Swissinfo berichtet heute in zehn Sprachen, darunter Spanisch. Ob das so bleibt, hängt stark von politischen Entscheiden ab. Foto Roman Häfliger
Wenn politische Entscheide der SRG Gelder entziehen, trifft das auch ihre internationalen Angebote: Swissinfo, tvsvizzera.it und Partnerschaften mit Sendern wie TV5MONDE für die französischsprachige Welt oder 3sat im deutschsprachigen Raum. Swissinfo berichtet online in zehn Sprachen über die Schweiz und trat 2001 die Nachfolge des legendären Schweizer Radio International an. Die Plattform richtet sich – wie die von der Auslandschweizer-Organisation (ASO) herausgegebene «Schweizer Revue» – an die über 826 000 im Ausland lebenden Schweizerinnen und Schweizer. Swissinfo versteht sich überdies als «Stimme der Schweiz in der Welt».
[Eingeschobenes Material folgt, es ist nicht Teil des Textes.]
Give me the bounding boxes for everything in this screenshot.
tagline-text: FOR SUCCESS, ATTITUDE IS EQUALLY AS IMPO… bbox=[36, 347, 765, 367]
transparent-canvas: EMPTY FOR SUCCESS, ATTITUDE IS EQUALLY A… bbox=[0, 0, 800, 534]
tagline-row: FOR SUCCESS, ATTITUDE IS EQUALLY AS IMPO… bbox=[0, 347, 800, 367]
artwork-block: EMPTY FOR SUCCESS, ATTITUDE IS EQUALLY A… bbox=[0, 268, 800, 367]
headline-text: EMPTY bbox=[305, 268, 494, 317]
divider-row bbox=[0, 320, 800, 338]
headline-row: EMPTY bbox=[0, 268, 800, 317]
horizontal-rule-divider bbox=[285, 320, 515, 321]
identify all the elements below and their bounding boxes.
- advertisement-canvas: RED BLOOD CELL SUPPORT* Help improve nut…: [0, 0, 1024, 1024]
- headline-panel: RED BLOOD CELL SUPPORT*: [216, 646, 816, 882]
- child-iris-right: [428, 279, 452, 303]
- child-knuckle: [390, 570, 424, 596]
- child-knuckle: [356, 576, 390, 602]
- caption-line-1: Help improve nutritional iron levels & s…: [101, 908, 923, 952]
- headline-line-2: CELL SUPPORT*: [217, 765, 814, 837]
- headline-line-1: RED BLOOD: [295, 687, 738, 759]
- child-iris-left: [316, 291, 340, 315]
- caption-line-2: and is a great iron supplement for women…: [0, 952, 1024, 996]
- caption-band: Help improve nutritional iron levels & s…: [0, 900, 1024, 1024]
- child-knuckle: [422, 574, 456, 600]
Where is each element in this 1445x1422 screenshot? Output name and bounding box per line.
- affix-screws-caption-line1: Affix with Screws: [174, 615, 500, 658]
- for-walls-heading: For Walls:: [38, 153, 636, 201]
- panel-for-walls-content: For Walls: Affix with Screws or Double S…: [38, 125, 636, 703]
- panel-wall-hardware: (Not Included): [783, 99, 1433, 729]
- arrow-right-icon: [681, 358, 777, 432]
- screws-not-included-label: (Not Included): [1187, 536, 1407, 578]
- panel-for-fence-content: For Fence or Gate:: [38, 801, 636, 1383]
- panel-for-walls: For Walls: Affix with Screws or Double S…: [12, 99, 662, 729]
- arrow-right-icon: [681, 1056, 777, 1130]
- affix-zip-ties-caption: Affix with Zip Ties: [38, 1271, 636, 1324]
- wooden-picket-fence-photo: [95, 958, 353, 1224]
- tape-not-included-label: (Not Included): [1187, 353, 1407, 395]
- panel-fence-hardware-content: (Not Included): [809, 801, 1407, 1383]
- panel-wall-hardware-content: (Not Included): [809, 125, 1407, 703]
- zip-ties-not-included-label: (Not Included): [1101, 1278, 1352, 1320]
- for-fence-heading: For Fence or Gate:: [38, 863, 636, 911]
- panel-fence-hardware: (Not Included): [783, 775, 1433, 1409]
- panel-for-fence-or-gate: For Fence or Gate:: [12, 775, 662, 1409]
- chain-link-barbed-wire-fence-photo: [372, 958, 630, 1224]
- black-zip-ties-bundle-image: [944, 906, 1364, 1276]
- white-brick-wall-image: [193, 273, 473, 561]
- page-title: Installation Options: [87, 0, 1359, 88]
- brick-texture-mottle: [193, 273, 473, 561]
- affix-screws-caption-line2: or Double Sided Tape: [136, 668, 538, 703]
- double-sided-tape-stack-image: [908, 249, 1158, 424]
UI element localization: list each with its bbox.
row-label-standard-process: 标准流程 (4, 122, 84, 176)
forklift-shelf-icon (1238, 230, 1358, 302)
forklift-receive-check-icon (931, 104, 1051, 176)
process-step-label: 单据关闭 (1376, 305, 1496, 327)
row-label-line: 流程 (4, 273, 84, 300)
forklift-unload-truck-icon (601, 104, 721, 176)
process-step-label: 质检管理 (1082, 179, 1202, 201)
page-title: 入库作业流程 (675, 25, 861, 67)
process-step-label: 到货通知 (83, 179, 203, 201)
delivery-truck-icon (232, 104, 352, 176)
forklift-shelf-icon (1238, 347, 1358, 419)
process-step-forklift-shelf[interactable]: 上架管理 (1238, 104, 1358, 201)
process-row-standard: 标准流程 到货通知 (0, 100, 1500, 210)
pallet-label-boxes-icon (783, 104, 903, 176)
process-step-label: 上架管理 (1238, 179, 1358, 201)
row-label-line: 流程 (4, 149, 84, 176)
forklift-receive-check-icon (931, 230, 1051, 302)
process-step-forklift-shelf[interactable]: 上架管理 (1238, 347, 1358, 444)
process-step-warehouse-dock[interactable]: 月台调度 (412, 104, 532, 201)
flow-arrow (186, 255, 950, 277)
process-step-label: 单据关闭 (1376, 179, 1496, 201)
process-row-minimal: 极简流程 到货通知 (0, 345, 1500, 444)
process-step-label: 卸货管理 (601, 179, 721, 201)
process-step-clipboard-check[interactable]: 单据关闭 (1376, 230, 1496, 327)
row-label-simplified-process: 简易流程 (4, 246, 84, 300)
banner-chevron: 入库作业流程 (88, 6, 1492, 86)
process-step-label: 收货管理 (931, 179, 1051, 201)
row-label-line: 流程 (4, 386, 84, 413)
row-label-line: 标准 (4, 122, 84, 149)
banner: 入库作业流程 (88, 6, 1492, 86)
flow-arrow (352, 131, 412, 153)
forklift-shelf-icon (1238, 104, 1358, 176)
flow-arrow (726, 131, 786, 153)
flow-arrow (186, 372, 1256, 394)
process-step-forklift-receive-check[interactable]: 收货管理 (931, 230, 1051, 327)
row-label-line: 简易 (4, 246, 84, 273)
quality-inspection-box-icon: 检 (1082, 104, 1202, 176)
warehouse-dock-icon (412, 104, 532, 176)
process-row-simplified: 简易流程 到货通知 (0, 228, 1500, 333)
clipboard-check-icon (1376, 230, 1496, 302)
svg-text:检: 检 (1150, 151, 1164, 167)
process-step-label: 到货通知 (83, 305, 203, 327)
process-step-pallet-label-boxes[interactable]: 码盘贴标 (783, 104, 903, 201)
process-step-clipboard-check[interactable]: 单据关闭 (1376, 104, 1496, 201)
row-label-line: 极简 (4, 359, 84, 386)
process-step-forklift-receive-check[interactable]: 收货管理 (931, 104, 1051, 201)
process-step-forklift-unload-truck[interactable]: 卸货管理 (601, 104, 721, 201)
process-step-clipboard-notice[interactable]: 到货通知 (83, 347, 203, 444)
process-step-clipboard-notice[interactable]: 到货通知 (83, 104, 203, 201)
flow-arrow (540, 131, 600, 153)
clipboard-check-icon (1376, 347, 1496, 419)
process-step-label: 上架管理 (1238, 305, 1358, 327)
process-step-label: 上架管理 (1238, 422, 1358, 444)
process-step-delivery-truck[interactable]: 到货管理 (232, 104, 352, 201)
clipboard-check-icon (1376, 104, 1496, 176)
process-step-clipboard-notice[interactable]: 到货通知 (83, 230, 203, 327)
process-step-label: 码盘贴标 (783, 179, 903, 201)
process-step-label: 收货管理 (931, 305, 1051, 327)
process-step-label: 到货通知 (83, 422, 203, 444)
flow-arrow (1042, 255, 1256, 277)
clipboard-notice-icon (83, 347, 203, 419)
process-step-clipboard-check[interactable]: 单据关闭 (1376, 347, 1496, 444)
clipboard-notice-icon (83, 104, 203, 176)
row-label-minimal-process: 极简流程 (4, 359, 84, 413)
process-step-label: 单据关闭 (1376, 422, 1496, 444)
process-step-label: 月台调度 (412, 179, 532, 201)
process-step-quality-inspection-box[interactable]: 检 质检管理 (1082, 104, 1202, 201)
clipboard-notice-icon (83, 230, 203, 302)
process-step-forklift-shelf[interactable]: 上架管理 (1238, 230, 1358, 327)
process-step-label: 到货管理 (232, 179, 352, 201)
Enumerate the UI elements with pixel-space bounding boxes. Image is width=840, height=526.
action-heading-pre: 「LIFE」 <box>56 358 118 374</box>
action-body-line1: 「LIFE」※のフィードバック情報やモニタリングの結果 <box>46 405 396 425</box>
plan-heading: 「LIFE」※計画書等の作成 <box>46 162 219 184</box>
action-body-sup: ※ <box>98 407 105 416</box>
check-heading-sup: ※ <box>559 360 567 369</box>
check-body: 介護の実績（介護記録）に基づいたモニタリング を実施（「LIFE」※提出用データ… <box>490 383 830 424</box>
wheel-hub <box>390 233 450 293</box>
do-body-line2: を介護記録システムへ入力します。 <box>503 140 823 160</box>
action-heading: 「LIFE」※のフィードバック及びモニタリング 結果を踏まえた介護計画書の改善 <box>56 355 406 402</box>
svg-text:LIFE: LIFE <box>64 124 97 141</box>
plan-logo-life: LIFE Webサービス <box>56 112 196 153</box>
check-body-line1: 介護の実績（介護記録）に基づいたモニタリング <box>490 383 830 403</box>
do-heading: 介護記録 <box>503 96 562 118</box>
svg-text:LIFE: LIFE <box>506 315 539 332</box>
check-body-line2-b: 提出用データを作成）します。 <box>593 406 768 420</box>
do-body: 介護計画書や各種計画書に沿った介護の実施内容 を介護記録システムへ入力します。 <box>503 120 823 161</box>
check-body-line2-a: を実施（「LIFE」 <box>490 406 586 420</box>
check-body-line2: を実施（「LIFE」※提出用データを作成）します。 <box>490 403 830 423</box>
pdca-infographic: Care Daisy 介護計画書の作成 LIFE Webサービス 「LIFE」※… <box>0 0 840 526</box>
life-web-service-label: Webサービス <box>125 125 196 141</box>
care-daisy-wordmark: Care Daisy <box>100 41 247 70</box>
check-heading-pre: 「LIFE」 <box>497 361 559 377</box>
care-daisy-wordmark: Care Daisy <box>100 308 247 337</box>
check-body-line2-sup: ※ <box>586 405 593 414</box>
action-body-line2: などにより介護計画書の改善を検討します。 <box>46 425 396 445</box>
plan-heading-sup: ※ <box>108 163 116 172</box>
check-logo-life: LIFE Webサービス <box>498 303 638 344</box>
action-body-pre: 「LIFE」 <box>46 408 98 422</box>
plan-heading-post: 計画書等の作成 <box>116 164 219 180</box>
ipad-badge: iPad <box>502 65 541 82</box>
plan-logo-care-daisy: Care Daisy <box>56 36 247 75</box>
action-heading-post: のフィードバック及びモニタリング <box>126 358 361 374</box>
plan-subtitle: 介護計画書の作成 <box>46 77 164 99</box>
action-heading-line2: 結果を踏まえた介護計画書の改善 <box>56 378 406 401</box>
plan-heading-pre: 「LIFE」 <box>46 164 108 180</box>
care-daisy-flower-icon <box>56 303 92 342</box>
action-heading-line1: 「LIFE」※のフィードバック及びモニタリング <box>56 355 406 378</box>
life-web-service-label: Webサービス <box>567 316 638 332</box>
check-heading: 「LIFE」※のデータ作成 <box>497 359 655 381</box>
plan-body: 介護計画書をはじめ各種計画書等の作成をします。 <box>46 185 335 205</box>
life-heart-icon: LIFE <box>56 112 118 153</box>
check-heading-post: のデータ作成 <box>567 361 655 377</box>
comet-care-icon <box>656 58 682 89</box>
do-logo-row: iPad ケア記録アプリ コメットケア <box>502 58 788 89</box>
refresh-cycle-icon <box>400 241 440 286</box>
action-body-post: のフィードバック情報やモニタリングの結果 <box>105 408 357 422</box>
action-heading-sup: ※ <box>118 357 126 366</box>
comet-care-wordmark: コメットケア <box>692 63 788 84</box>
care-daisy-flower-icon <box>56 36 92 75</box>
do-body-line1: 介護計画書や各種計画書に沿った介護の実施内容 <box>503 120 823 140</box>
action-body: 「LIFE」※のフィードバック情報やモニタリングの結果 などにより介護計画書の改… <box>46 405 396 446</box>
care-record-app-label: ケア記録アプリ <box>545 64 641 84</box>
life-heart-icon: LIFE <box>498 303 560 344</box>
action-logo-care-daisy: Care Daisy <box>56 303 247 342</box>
Doch die Landesregierung plant, im Rahmen eines Sparpakets den jährlichen Bundesbeitrag von knapp 19 Millionen Franken für das Auslandsmandat zu streichen. Bisher teilen sich SRG und Bund die Kosten, ab 2027 will der Bund aussteigen. Damit wird Swissinfo in der jetzigen Form gefährdet. Verschiedene Organisationen, darunter die ASO, fordern das Parlament in einer Petition auf, die Bundesmittel zu sichern. Swissinfo sei eine ausgewogene, mehrsprachige Informationsquelle für Auslandschweizer und stärke deren politische Rechte.
Der Ständerat, die kleine Parlamentskammer, widersetzte sich in der Wintersession 2025 der Regierung und sprach sich für den Erhalt des Bundesbeitrags aus. Die Schweiz könne es sich nicht leisten, auf dieses «Schaufenster» in der Welt zu verzichten, befand die knappe Mehrheit. Die Befürworter der Streichung argumentierten, Informationen über die Schweiz seien heute auch anderweitig verfügbar. Wolle die SRG das heutige Auslandsangebot erhalten, müsse sie Mittel «umschichten», sagte Finanzministerin Karin Keller-Sutter. Der Nationalrat, die grosse Kammer, entscheidet in der Session vom 2. bis 20. März 2026.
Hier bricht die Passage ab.